The outcome of the tunnelling case has dealt Balfour Beatty's reputation a severe blow.

Civil engineering sources said the contractor was likely to face tough scrutiny when trying to prequalify for future tunnelling work.

Balfour Beatty refused to say whether it was considering an appeal. A company statement said: "The collapse of the tunnel did not result in injury to individuals working on the site or to anyone else. The safety of its employees and the general public is of the highest priority to Balfour Beatty. The company deeply regrets the tunnel collapse and its consequences."

Health and Safety Executive chief inspector Sandra Caldwell said: "The level of the fines sends a clear message to all in the industry, including clients, designers, consultants, contractors and subcontractors that they must ensure the safety of the public and workers."

The severity of the fine took the engineering world by surprise. It is the largest single fine ever imposed for a health and safety breach.

The combined fine on Balfour Beatty and Geoconsult matches the £1.7m penalty imposed on four firms after the Ramsgate ferry walkway disaster in 1994, when six people were killed.

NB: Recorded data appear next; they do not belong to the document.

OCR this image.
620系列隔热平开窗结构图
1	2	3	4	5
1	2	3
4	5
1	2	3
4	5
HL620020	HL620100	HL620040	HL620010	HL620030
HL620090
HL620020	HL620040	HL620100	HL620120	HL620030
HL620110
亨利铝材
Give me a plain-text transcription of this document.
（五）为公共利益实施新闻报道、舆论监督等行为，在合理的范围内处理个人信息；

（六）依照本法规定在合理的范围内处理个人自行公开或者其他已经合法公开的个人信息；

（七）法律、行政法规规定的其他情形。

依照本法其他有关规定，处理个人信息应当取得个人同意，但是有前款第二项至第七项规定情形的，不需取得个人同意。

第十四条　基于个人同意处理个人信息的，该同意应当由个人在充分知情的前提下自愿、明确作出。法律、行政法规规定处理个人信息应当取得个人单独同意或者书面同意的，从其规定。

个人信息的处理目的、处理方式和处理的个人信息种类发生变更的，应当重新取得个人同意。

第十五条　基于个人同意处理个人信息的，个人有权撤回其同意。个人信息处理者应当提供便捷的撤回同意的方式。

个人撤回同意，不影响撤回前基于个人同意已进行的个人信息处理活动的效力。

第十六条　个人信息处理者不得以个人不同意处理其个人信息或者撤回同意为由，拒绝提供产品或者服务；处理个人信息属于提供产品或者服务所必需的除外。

Construction union UCATT general secretary George Brumwell welcomed the tough penalty. He said: "The HSE and the courts will no longer tolerate practices that place the public and workers' lives at risk."

John Anderson, an independent consulting engineer, said the fine was unprecedented: "The collapse was a landmark in terms of a civil engineering disaster and in terms of a tunnelling collapse. The level of fine is also a landmark."

Anderson added that the decision had important implications. He said: "It is significant in that the judge ruled that Balfour Beatty was more culpable than the designers. At the same time, it is clear that designers do have a duty of care in terms of health and safety."